The Cambridge Companion to Epicureanism Warren (ed.) Fifteen generally well-written (if brief in some cases) chapters plus a general introduction comprise this volume. Within it we find discussions of many aspects of the Epicurean philosophy (e.g., philosophy as therapy, ethics, atomism, politics, philosophy of language) as well as discussions of Epicureanism in several times and places (e.g., at origin, two during Roman times, and then during the early modern period). Apart from a few infelicitous translations ("atomos" does not mean "indivisible", at least originally), the otherwise very high quality volume is (at least in this printing) marred by typesetting problems which look all the world like a laser printer running out of toner. Also odd is how the entire volume is on glossy paper - normally this is reserved for works which reproduce high quality graphics: there are none to be found. I wonder if both issues are related; hopefully they can be corrected in another run.
The Cambridge Companion to Leibniz Jolley (ed.) One of the first in the Cambridge Companion series, this is 12 articles plus an introduction on most of the aspects of Leibniz' intellectual achievements and reactions to same. A plurality, as one might expect, of the pages of this volume are on Leibniz's metaphysics. Two long articles address this perennial topic, leaving approximately the same amount of space for all the remaining topics, including language and philosophy, logic, the background to his work, epistemology, reactions, etc. I had no idea how unimportant he was regarded at the time, at least qua traditional philosophy. What is, however, missing, is a discussion of Leibniz and mathematics. Although this is a book in a series devoted to philosophy, leaving out mathematics except in passing, in a discussion of Leibniz, is like leaving out biology from Darwin or chemistry from Lavoisier. Perhaps future editions or other series' will take up this slack. (Disclosure: I took an upper division undergraduate course [13 years ago at the present writing] which included 17th and 18th century philosophy of math and "mathematical inspiration" to philosophy.)

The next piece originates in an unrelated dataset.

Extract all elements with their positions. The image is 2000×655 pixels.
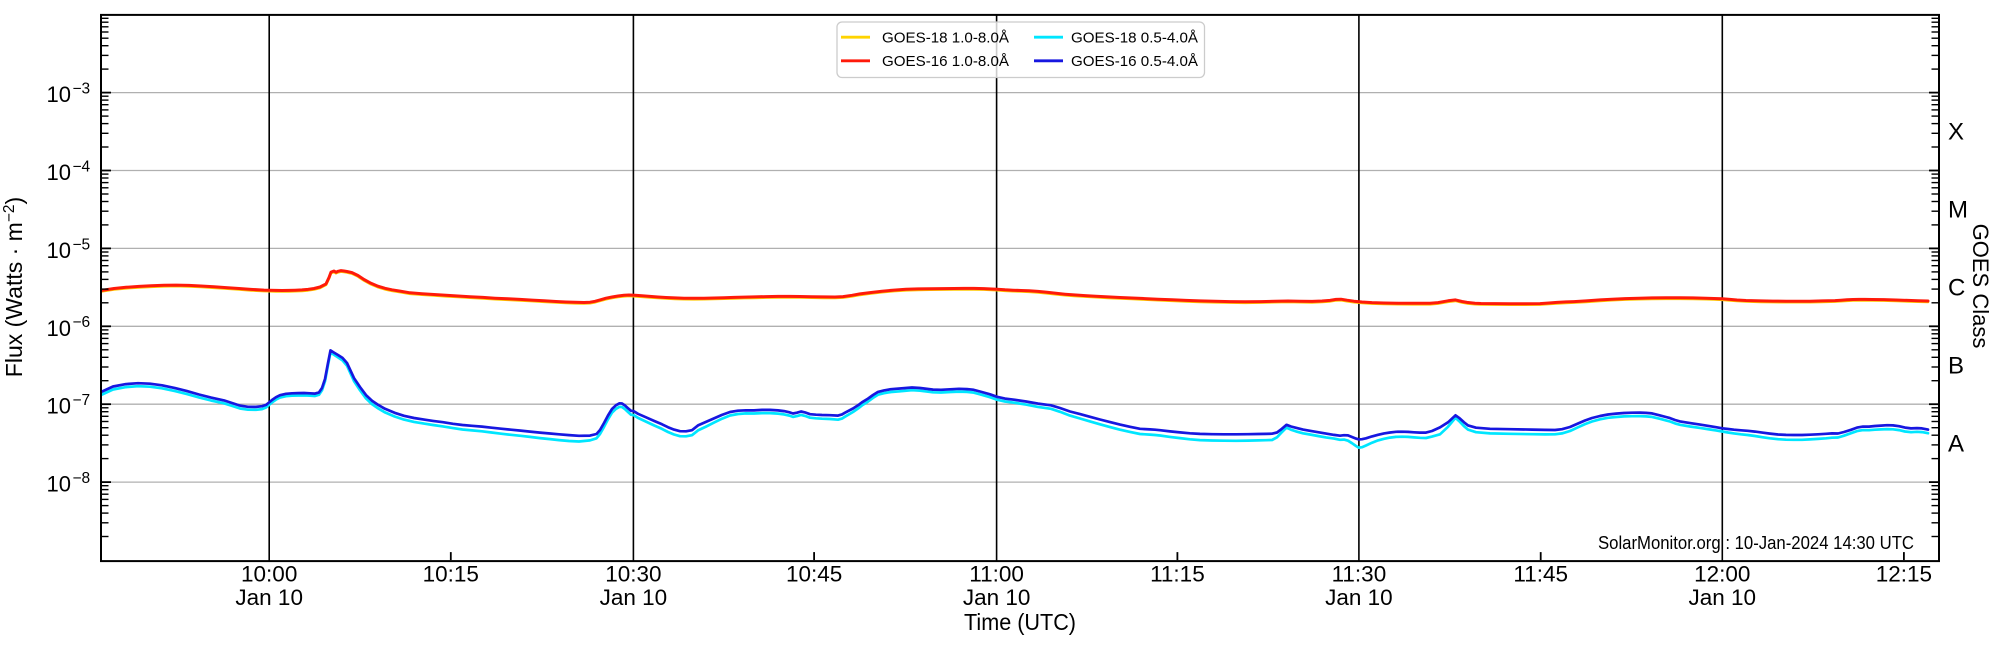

The Greek Sophists Dillon Recently there's been a revival of interest in the Sophists for their own sake, not merely as the "bad guys" in Plato. This volume is one such text.
The Invisible World: Early Modern Philosophy and the Invention of the Microscope Wilson An interesting topic and a new way to look at some of the traditionally discussed philosophical debates in the early modern period make this a nifty little book on the history of microscopy, microbiology (though strictly speaking what was seen was a lot of small but macroscopic animals) etc. However, other than to show that the history of science for this period is much more complicated if one does not focus on physics and astronomy, I have trouble discerning a consistent thread of ideas here. Perhaps that's because there wasn't one historically and the book follows the same (lack of) pattern! Despite this shortcoming, it also includes a few critical remarks about Shapin and Schaffer etc. which in my view is all to the good.
Wisdom of the West Russell A sort of precis of Russell's famous History of Western Philosophy. Includes many illustrations.
Wittgenstein on Rules and Private Language Kripke Kripke on Wittgenstein's work.